Out-Law News 2 min. read

Scottish corporate bribery self-reporting scheme to be extended for further year


Scotland's self-reporting regime for companies that uncover bribery offences will be extended for a further year, the Crown Office and Procurator Fiscal Service (COPFS) has announced.

The initiative, which is reviewed annually, will continue to run in its current form until 30 June 2017, according to updated guidance published by COPFS (8-page / 183KB PDF).

"This means that Scotland continues to encourage corporate self-reports of bribery offences by offering the carrot of an opportunity to negotiate an entirely out-of-court civil settlement," said regulatory expert Tom Stocker of Pinsent Masons, the law firm behind Out-Law.com. "With five concluded corporate self-reports and civil settlements in recent years, the Scottish self-reporting and civil settlement regime is gaining traction."

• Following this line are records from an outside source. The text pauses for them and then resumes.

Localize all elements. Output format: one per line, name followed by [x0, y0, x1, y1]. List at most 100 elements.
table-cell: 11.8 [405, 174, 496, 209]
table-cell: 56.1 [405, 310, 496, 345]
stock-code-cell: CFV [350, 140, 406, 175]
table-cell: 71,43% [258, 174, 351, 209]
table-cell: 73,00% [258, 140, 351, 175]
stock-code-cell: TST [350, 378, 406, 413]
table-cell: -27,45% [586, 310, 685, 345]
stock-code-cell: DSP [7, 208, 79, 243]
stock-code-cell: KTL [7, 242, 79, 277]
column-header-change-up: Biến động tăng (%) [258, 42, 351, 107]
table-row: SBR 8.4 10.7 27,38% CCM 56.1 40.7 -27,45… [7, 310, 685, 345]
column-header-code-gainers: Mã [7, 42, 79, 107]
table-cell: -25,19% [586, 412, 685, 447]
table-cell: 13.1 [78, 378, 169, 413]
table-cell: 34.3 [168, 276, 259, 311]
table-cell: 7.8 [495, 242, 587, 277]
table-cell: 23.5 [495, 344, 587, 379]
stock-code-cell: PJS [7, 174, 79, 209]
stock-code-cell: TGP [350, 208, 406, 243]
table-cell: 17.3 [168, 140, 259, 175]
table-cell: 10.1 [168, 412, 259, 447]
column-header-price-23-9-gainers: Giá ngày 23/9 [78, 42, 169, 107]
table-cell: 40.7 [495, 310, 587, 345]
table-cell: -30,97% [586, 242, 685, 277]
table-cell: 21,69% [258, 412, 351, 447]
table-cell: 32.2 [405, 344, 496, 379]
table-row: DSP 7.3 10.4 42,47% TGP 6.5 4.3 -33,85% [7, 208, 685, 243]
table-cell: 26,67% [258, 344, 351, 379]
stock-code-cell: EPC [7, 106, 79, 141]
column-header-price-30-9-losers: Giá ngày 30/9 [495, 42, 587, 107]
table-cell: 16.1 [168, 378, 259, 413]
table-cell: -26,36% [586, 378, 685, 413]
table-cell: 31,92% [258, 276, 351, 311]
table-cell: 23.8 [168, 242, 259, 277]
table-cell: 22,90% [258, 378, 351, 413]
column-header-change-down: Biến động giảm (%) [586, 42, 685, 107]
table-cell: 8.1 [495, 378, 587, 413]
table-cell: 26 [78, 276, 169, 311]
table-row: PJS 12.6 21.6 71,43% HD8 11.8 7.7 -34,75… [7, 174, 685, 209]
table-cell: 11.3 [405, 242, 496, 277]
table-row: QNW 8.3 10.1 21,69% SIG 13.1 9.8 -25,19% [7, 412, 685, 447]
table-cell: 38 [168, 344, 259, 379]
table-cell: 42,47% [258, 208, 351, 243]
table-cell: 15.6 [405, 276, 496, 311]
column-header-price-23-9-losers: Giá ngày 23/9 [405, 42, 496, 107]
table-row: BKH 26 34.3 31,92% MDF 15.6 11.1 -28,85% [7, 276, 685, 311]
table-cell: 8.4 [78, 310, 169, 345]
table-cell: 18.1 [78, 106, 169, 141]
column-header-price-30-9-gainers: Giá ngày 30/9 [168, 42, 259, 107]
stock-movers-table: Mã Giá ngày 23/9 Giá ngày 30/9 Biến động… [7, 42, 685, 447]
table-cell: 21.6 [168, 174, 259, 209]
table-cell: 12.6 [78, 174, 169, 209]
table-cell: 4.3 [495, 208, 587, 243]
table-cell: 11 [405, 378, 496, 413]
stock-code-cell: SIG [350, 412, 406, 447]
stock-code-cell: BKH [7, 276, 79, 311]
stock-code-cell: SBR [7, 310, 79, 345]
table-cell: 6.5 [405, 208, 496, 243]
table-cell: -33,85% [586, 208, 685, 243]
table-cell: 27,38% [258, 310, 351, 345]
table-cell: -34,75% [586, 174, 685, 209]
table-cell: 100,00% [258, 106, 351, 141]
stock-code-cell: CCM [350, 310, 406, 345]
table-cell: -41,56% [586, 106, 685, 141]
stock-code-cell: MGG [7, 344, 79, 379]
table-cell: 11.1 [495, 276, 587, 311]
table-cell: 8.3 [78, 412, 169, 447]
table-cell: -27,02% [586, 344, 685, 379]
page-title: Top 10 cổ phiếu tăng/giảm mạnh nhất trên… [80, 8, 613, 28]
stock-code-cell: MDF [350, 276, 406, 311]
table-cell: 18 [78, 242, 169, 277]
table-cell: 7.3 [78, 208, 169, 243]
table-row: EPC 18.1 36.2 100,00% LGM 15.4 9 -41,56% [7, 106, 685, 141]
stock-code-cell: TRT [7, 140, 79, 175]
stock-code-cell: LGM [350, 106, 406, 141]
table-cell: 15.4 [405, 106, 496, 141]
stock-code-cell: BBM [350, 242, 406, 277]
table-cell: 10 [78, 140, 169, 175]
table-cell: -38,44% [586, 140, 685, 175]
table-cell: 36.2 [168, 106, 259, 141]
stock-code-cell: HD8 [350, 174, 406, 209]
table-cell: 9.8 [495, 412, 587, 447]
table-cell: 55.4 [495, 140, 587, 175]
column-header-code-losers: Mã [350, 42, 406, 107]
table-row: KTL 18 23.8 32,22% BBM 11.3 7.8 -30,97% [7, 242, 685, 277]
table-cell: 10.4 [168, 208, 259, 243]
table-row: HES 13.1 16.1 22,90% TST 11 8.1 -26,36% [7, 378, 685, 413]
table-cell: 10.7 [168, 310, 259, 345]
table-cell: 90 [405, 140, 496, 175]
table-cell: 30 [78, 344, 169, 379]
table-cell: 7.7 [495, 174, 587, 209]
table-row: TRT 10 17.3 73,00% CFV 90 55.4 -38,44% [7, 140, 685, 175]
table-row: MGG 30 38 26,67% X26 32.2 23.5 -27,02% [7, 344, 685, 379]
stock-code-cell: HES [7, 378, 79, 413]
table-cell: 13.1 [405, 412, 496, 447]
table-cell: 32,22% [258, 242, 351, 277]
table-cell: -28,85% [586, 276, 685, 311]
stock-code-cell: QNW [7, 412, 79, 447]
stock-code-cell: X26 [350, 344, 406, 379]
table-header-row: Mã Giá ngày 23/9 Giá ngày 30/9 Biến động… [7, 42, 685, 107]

The Scottish corporate self-reporting initiative was introduced on 1 July 2011, to coincide with the entry into force of the 2010 Bribery Act. It allows companies that discover bribery problems within their organisation to come forward and disclose it to COPFS in return for gaining an opportunity to draw a line under the matter by way of civil settlement rather than full criminal prosecution.

The regime is separate to and distinct from the self-reporting regime and deferred prosecution agreement (DPA) criteria that operate in England, Wales and Northern Ireland. DPAs are available to businesses that self-report misconduct in a variety of circumstances, provided strict conditions set by a judge are met. In Scotland, the self-reporting regime only covers offences under the Bribery Act or conduct that would "constitute an analogous offence under the law as it is before the Act comes into force" if it took place before 1 July 2011.

Businesses wishing to self-report potential offences must do so via a solicitor, who must then submit a report to COPFS' Serious and Organised Crime Unit (SOCU). The business must commit to "meaningful dialogue" with SOCU throughout its investigations, and to share the results of their internal investigations with SOCU. SOCU will then take a decision about whether to refer the case to the Civil Recovery Unit (CRU) for civil settlement, or whether it is in the public interest to proceed to full prosecution. This will usually depend on the seriousness of the offence.

COPFS has entered into a memorandum of understanding with the Serious Fraud Office (SFO) (10-page / 968KB PDF) in relation to cases that involve both Scottish jurisdiction and English, Welsh or Northern Irish jurisdiction. As a general rule, if the SFO is presented with a report from a business which clearly relates to conduct in, or predominantly in, Scotland then it will refer the company to SOCU. The same will also apply in reverse.

Where there are cross-border issues, cases will be considered individually, according to the COPFS guidance. Factors that suggest that a business should report to SOCU in the first instance include where the business has its headquarters or registered office in Scotland; predominantly carries out its business in Scotland; and whether the wrongdoing identified by the business has taken place in or mostly in Scotland, according to the guidance.